The PF, with a haughty leadership and mostly stuck-up followers, suffered a humiliating defeat at presidential level, in the August 12 polls. Mweetwa said as a way of maintaining people’s support, the UPND government has low-hanging fruits by way of curtailing political violence and that such has already begun to happen.
“Everyone is free in Zambia now – free at last. [We’ll] end political cadreism – cadres storming ZNBC, ministries, cadres poking police officers,” he promised. “[We are also] ending political impunity – people speaking as though they were not elected. ‘We shall be here until 2050.’ [But] I’m here to say [that] UPND is here up to 2026, and dependent on how we behave, how we deliver [and] how we use this mandate, the people of Zambia have the right to remove us in 2026. So, what we shall do depends on the will of the people to decide to give us another mandate.”
Mweetwa added that the presidency of Hichilema is a departure point, from the rooted confusion that headlined Zambia under PF regime. “You can see the freedom which is reigning in the country. You can put on PF, UPND regalia and go anywhere. A radio station now can be able to interview anyone. No one is coming to shutdown…No DC (district commissioner) is going to come and say ‘what are you doing?’” Mweetwa explained. He noted that those who were coming to serve with President Hichilema must be leaders and not bootlickers.
“And leaders will know that our leader has to be helped by making the right choices and decisions, in order that his legacy should be enduring on the promises he made to the people of this country – the basis upon which the people gave him a landmark vote,” Mweetwa said. “I’m here to commit, as spokesperson of the UPND, [that] the media will have their space. We do recognise that the media is the fourth estate in any functioning democracy.”
He further said “the moment you begin to trample on media freedoms, then you get it wrong, like it has happened in the past five years.” “You close down the views of the people, you shut-down the voices of the people [and] you can’t hear what the people are saying. You only hear it through the ballot and by that time you are out. We don’t want to go that route,” Mweetwa said.
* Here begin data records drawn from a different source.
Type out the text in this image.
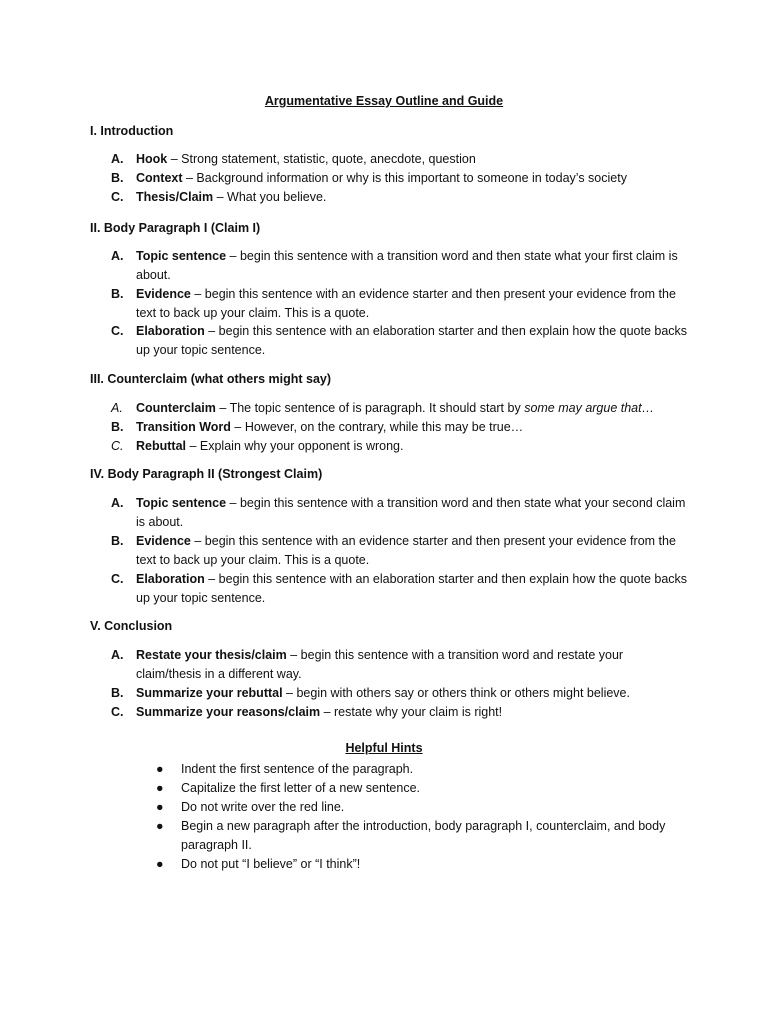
Argumentative Essay Outline and Guide
I. Introduction
A.	Hook – Strong statement, statistic, quote, anecdote, question
B.	Context – Background information or why is this important to someone in today’s society
C.	Thesis/Claim – What you believe.
II. Body Paragraph I (Claim I)
A.	Topic sentence – begin this sentence with a transition word and then state what your first claim is about.
B.	Evidence – begin this sentence with an evidence starter and then present your evidence from the text to back up your claim. This is a quote.
C.	Elaboration – begin this sentence with an elaboration starter and then explain how the quote backs up your topic sentence.
III. Counterclaim (what others might say)
A.	Counterclaim – The topic sentence of is paragraph. It should start by some may argue that…
B.	Transition Word – However, on the contrary, while this may be true…
C.	Rebuttal – Explain why your opponent is wrong.
IV. Body Paragraph II (Strongest Claim)
A.	Topic sentence – begin this sentence with a transition word and then state what your second claim is about.
B.	Evidence – begin this sentence with an evidence starter and then present your evidence from the text to back up your claim. This is a quote.
C.	Elaboration – begin this sentence with an elaboration starter and then explain how the quote backs up your topic sentence.
V. Conclusion
A.	Restate your thesis/claim – begin this sentence with a transition word and restate your claim/thesis in a different way.
B.	Summarize your rebuttal – begin with others say or others think or others might believe.
C.	Summarize your reasons/claim – restate why your claim is right!
Helpful Hints
● Indent the first sentence of the paragraph.
● Capitalize the first letter of a new sentence.
● Do not write over the red line.
● Begin a new paragraph after the introduction, body paragraph I, counterclaim, and body paragraph II.
● Do not put “I believe” or “I think”!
“The President-elect has a vision for the media. He is a businessman. He has a mission for the media. He wants to transform the way the media operates in this country…” Mweetwa indicated that the UPND remained relevant in the opposition for 23 years because of honest and sincerity.
“It’s because of standing for truth and not appeasement. I don’t think that HH will change. If he does change, the people of Zambia will also change – they will stop supporting him and remove him from office,” he explained, adding that the international community is overjoyed with the election of Hichilema as the Republican President. “[It’s] joy at last. The international community is even taking Zambia as a case study to say ‘there is a government that was heavy-handed, oppressing citizens, abusing police to stifle freedoms of people.’ If you did an opinion poll in the international community, people thought that government would not change in Zambia because it was a brutal government. They are wondering ‘how have you managed as Zambia?’ Zambia has managed it because we don’t have a tradition of having a leadership coming through the bullet [but] we always have a leadership coming through the ballot.”
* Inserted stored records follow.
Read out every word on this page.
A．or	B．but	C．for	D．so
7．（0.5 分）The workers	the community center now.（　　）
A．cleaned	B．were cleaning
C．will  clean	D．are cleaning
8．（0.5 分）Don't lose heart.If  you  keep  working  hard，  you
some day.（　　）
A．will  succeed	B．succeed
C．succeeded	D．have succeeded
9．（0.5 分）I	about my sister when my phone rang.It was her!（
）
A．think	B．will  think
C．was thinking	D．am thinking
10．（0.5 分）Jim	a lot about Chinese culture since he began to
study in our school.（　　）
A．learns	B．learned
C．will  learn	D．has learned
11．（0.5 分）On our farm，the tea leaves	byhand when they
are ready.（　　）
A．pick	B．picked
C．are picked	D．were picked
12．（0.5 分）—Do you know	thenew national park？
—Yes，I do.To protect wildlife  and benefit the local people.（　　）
He pointed out that as Hichilema gets sworn-in today, he should carry on from where he has already begun as the President-elect. “Number one expectation of the people of Zambia is the economy – the issue of debt, the issue of the kwacha-dollar relationship,” Mweetwa said. “For the first time in Zambia’s history, Brentwood institutions – the IMF, the World Bank, are sending representatives to come and be part of the inauguration of Zambia’s Seventh President, HH. That is happening for the first time!”
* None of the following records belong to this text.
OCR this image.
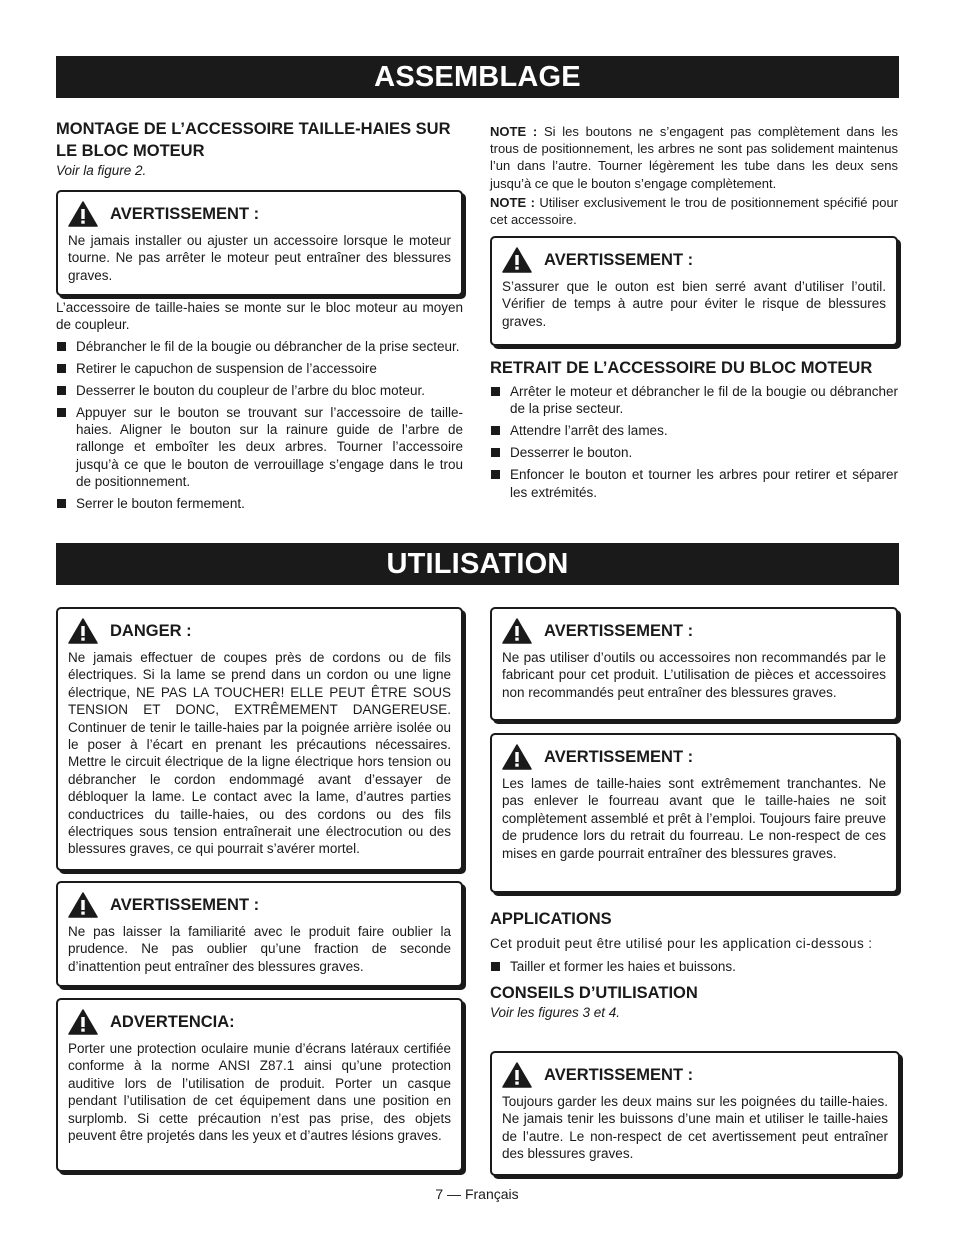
ASSEMBLAGE

MONTAGE DE L’ACCESSOIRE TAILLE-HAIES SUR LE BLOC MOTEUR

Voir la figure 2.

AVERTISSEMENT :

Ne jamais installer ou ajuster un accessoire lorsque le moteur tourne. Ne pas arrêter le moteur peut entraîner des blessures graves.

L’accessoire de taille-haies se monte sur le bloc moteur au moyen de coupleur.

Débrancher le fil de la bougie ou débrancher de la prise secteur.
Retirer le capuchon de suspension de l’accessoire
Desserrer le bouton du coupleur de l’arbre du bloc moteur.
Appuyer sur le bouton se trouvant sur l’accessoire de taille-haies. Aligner le bouton sur la rainure guide de l’arbre de rallonge et emboîter les deux arbres. Tourner l’accessoire jusqu’à ce que le bouton de verrouillage s’engage dans le trou de positionnement.
Serrer le bouton fermement.

NOTE : Si les boutons ne s’engagent pas complètement dans les trous de positionnement, les arbres ne sont pas solidement maintenus l’un dans l’autre. Tourner légèrement les tube dans les deux sens jusqu’à ce que le bouton s’engage complètement.

NOTE : Utiliser exclusivement le trou de positionnement spécifié pour cet accessoire.

AVERTISSEMENT :

S’assurer que le outon est bien serré avant d’utiliser l’outil. Vérifier de temps à autre pour éviter le risque de blessures graves.

RETRAIT DE L’ACCESSOIRE DU BLOC MOTEUR

Arrêter le moteur et débrancher le fil de la bougie ou débrancher de la prise secteur.
Attendre l’arrêt des lames.
Desserrer le bouton.
Enfoncer le bouton et tourner les arbres pour retirer et séparer les extrémités.
UTILISATION
DANGER :

Ne jamais effectuer de coupes près de cordons ou de fils électriques. Si la lame se prend dans un cordon ou une ligne électrique, NE PAS LA TOUCHER! ELLE PEUT ÊTRE SOUS TENSION ET DONC, EXTRÊMEMENT DANGEREUSE. Continuer de tenir le taille-haies par la poignée arrière isolée ou le poser à l’écart en prenant les précautions nécessaires. Mettre le circuit électrique de la ligne électrique hors tension ou débrancher le cordon endommagé avant d’essayer de débloquer la lame. Le contact avec la lame, d’autres parties conductrices du taille-haies, ou des cordons ou des fils électriques sous tension entraînerait une électrocution ou des blessures graves, ce qui pourrait s’avérer mortel.

AVERTISSEMENT :

Ne pas laisser la familiarité avec le produit faire oublier la prudence. Ne pas oublier qu’une fraction de seconde d’inattention peut entraîner des blessures graves.

ADVERTENCIA:

Porter une protection oculaire munie d’écrans latéraux certifiée conforme à la norme ANSI Z87.1 ainsi qu’une protection auditive lors de l’utilisation de produit. Porter un casque pendant l’utilisation de cet équipement dans une position en surplomb. Si cette précaution n’est pas prise, des objets peuvent être projetés dans les yeux et d’autres lésions graves.

AVERTISSEMENT :

Ne pas utiliser d’outils ou accessoires non recommandés par le fabricant pour cet produit. L’utilisation de pièces et accessoires non recommandés peut entraîner des blessures graves.

AVERTISSEMENT :

Les lames de taille-haies sont extrêmement tranchantes. Ne pas enlever le fourreau avant que le taille-haies ne soit complètement assemblé et prêt à l’emploi. Toujours faire preuve de prudence lors du retrait du fourreau. Le non-respect de ces mises en garde pourrait entraîner des blessures graves.

APPLICATIONS

Cet produit peut être utilisé pour les application ci-dessous :

Tailler et former les haies et buissons.

CONSEILS D’UTILISATION

Voir les figures 3 et 4.

AVERTISSEMENT :

Toujours garder les deux mains sur les poignées du taille-haies. Ne jamais tenir les buissons d’une main et utiliser le taille-haies de l’autre. Le non-respect de cet avertissement peut entraîner des blessures graves.

7 — Français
He emphasised that the business and market industry has confidence in Hichilema. “I don’t want to be overarching about it – the leadership will have to be sober and humble about it. We have to harness this goodwill and use it to the benefit of the people of this country,” he noted.
Around Zambia’s debt, Mweetwa said: “we are coming in to do a forensic audit, to create integrity of numbers – to find out whether what we have been told over the years that Zambia owes is really what we owe.”